Interventions, whether civic campaigns, political finance reforms, or enforcement actions must then be evaluated for effectiveness. Which messages reduce tolerance for vote selling? Which enforcement mechanisms deter repeat behaviour? Where does cynicism remain highest? Without evidence-driven adaptation, we risk recycling rhetoric without impact.
Equally important is closing the accountability feedback loop. When allegations of inducement circulate widely, but investigations remain opaque, silence communicates impunity. And impunity fuels normalisation.
The Ayawaso East by-election may soon fade from headlines. But the deeper question raised by that elderly voter will linger: What has my vote delivered?

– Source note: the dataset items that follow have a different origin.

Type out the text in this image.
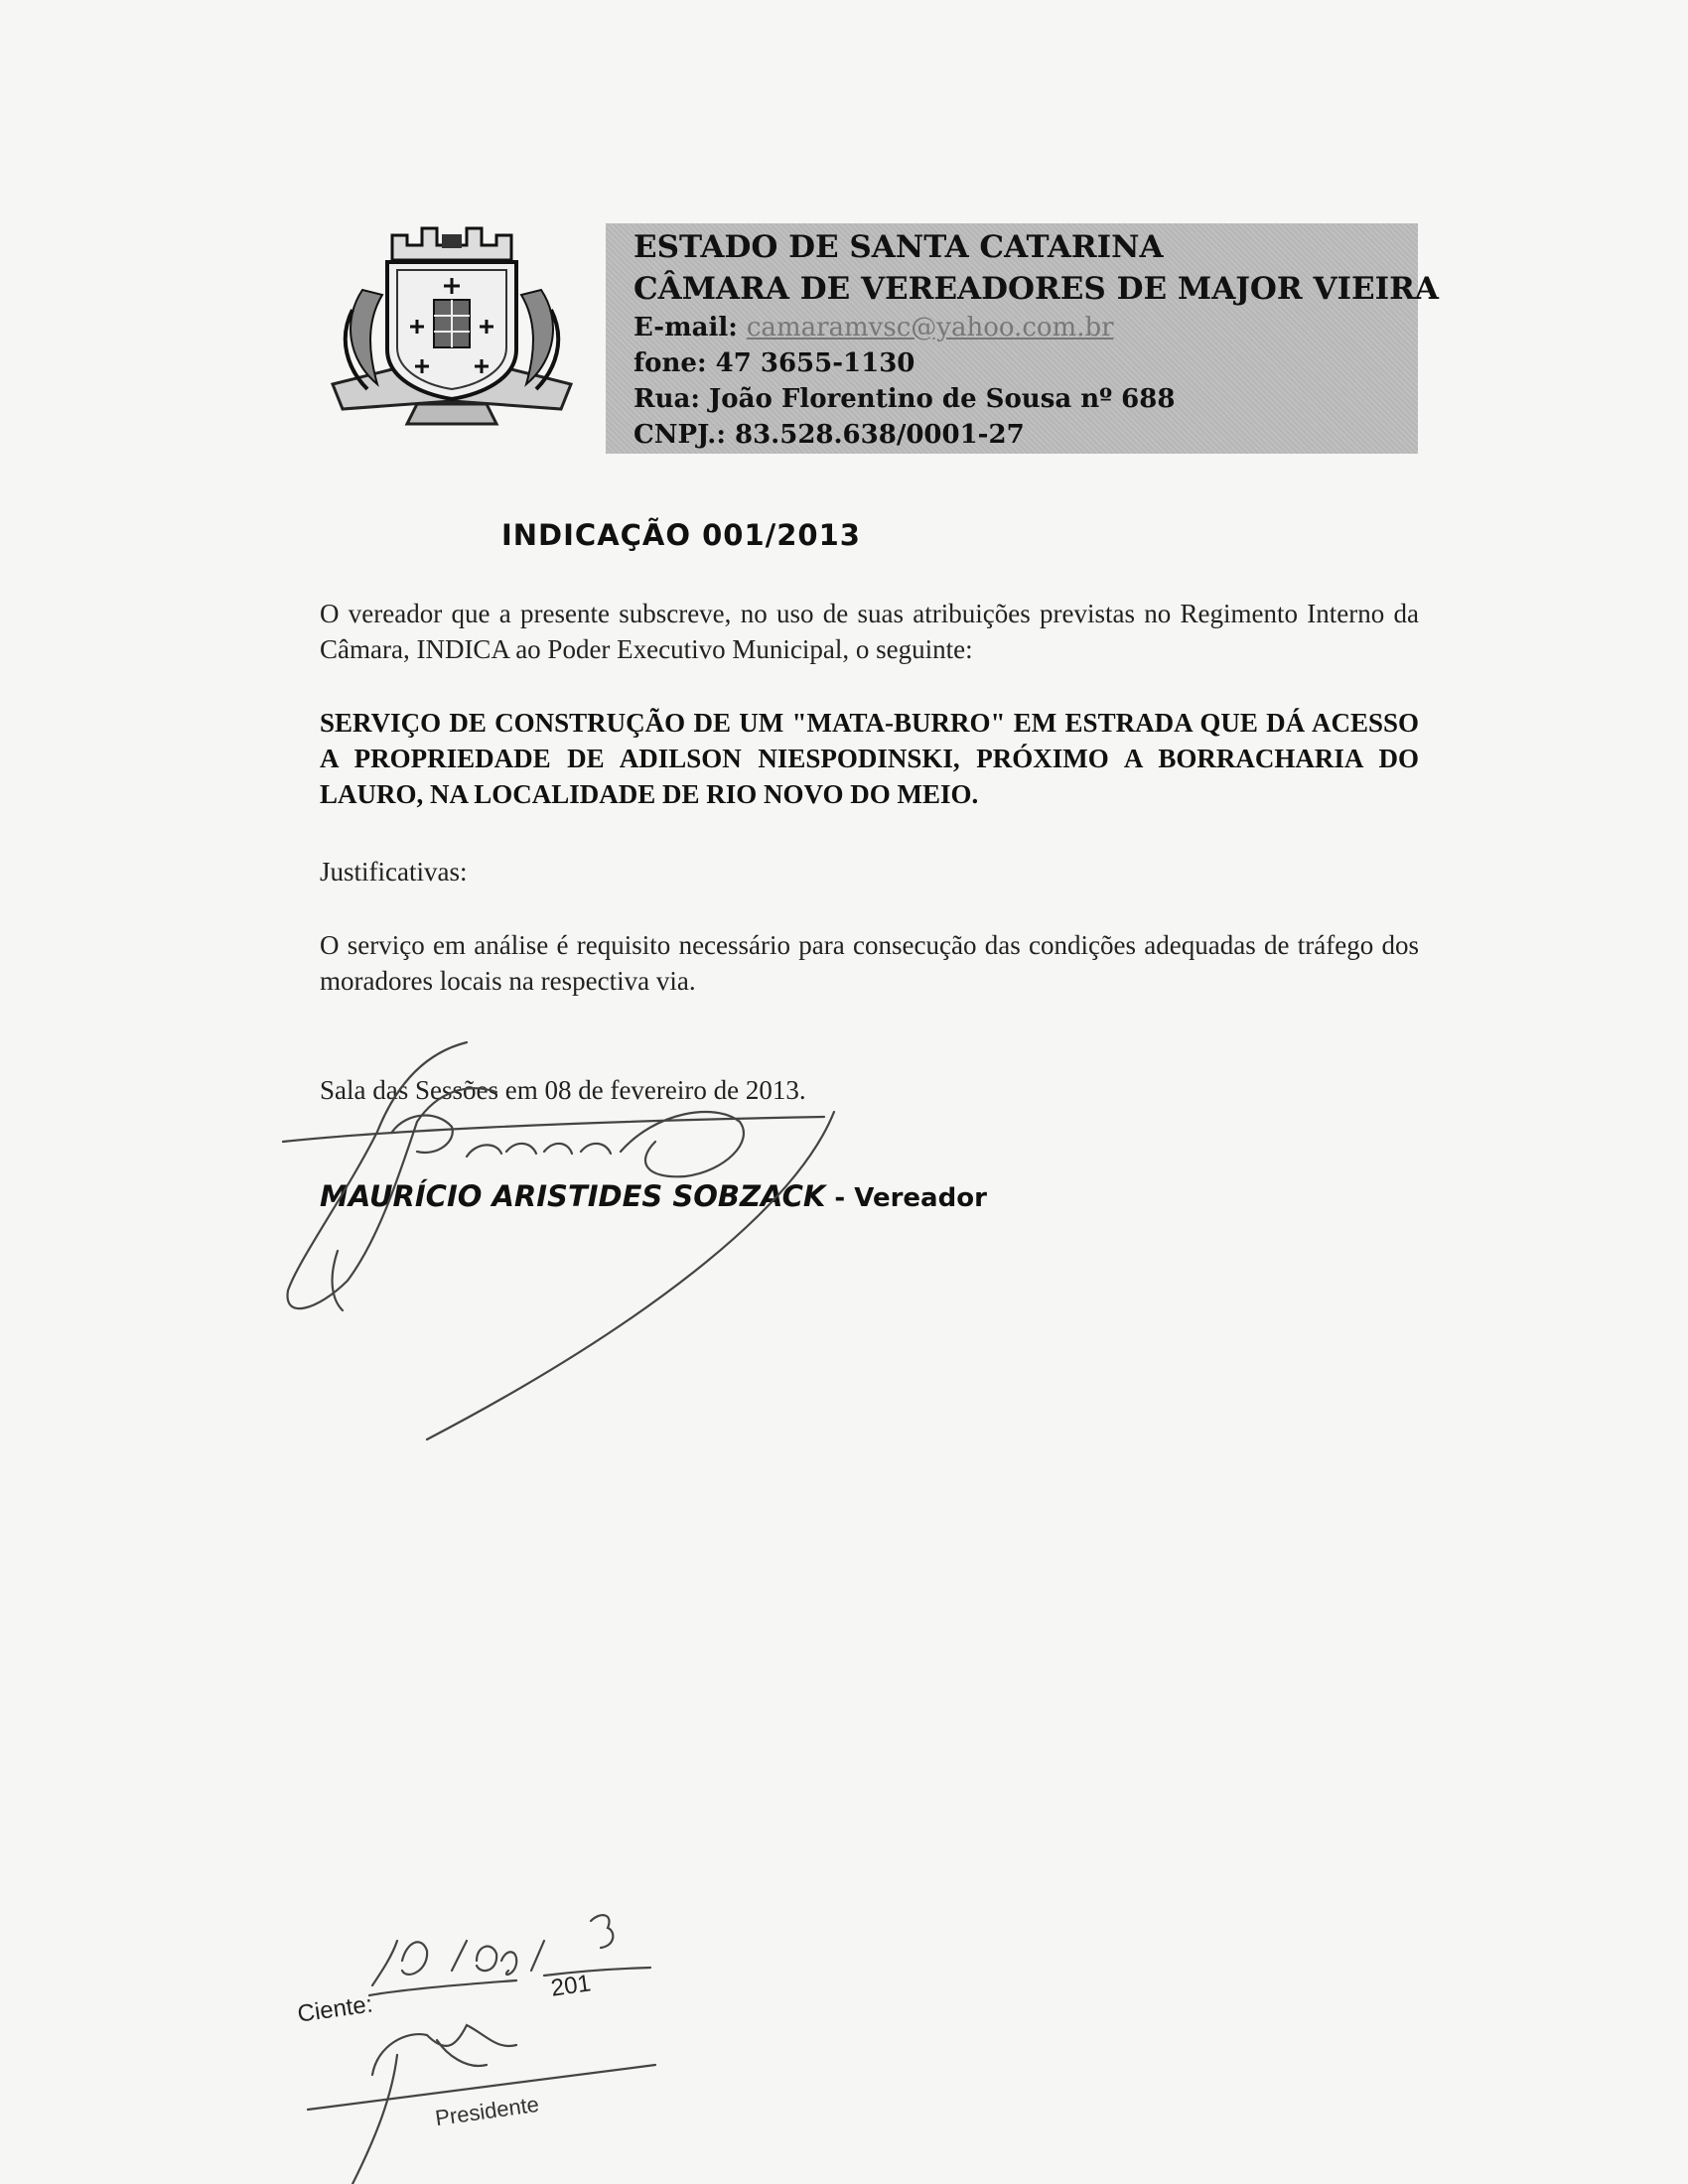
ESTADO DE SANTA CATARINA
CÂMARA DE VEREADORES DE MAJOR VIEIRA
E-mail: camaramvsc@yahoo.com.br
fone: 47 3655-1130
Rua: João Florentino de Sousa nº 688
CNPJ.: 83.528.638/0001-27
INDICAÇÃO 001/2013
O vereador que a presente subscreve, no uso de suas atribuições previstas no Regimento Interno da Câmara, INDICA ao Poder Executivo Municipal, o seguinte:
SERVIÇO DE CONSTRUÇÃO DE UM "MATA-BURRO" EM ESTRADA QUE DÁ ACESSO A PROPRIEDADE DE ADILSON NIESPODINSKI, PRÓXIMO A BORRACHARIA DO LAURO, NA LOCALIDADE DE RIO NOVO DO MEIO.
Justificativas:
O serviço em análise é requisito necessário para consecução das condições adequadas de tráfego dos moradores locais na respectiva via.
Sala das Sessões em 08 de fevereiro de 2013.
MAURÍCIO ARISTIDES SOBZACK - Vereador
Ciente:
201
Presidente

If democracy is experienced as ritual without reward, transactional expectations will grow. But if governance becomes visibly responsive, if institutions demonstrate fairness and reforms address the cost of politics, the social norm can shift back toward principle.
According to the Afrobarometer Round 10 Ghana Summary of Results (2024), a majority of Ghanaians say that offers of money, gifts, or favors from political parties would not influence their vote.
That finding is significant. It tells us that most Ghanaians still believe money should not determine electoral choice. That belief is our democratic anchor. The task ahead is to align institutions, communication strategies, and political finance reforms with that majority norm.
If we get used to selling votes cheaply, we end up paying for it in bad leadership and broken systems, and that costs us far more in the long run.